Diakonie-Präsident Lilie: Menschenwürdige Arbeit muss sichergestellt sein

Katholischer Theologe Kossen will Fleischlabel für faire Arbeitsbedingungen

Der sogenannte 'Arbeiterstrich': Dortmunder Mallinckrodtstraße zwischen Café Europa und Nordmarkt

„Der Arbeiterstrich“ wird die Dortmunder Mallinckrodtstraße zwischen Café Europa und dem Nordmarkt genannt. Es gibt ihn, seit Rumänien und Bulgarien 2007 der EU beigetreten sind und immer mehr der neuen EU-Bürger ihr Glück hier versuchen.

Lengerich/Berlin (epd). Diakonie-Präsident Ulrich Lilie wirbt dafür, generell mehr gegen Ausbeutung und Menschenhandel in Deutschland zu tun. „Die Corona-Krise leuchtet viele Themen aus, die vorher politisch eher unterbelichtet und gleichwohl unhaltbar waren“, sagte Lilie am Freitag in Berlin.
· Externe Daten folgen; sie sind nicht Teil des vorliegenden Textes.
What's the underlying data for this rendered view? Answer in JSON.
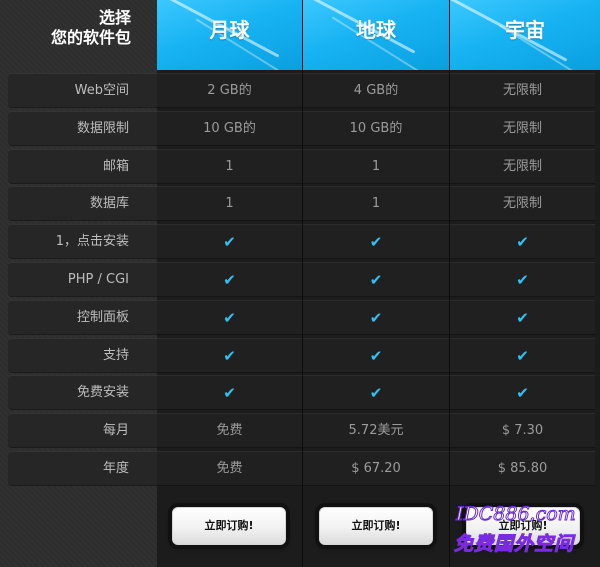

Deshalb begrüße die Diakonie Deutschland den Vorstoß von Arbeitsminister Hubertus Heil, die in der Fleischindustrie weit verbreitete Arbeitsausbeutung abzuschaffen. Gleichzeitig fordert Lilie die Bundesregiertung auf, den Blick auch auf Betroffene in anderen Branchen zu richten.

Lilie bezeichnete die Lebens- und Arbeitsbedingungen vieler Arbeitnehmer, insbesondere aus anderen EU-Ländern, im Niedriglohnsektor in Deutschland als „unhaltbar“. Ob auf dem sogenannten „Arbeiterstrich“ für Tagelöhner oder oft auch in Industrie, Logistik oder Hotel- und Gaststättengewerbe, in der Saisonarbeit und Landwirtschaft, oft seien Menschen unter teils skandalösen Bedingungen und zu Niedrigstlöhnen beschäftigt.

Kossen: Faire Arbeitsbedingungen mit Label unterstützen

Der katholische Pfarrer Peter Kossen hatte ein Label für faire Arbeitsbedingungen und Entlohnung in der Fleischindustrie vorgeschlagen. Damit könnten die Verbraucher ein angemessenes Verhalten von Unternehmern unterstützen und die in der Branche bislang übliche Ausbeutung von Leih- oder Werkvertragsarbeitern boykottieren, sagte Kossen dem Evangelischen Pressedienst (epd).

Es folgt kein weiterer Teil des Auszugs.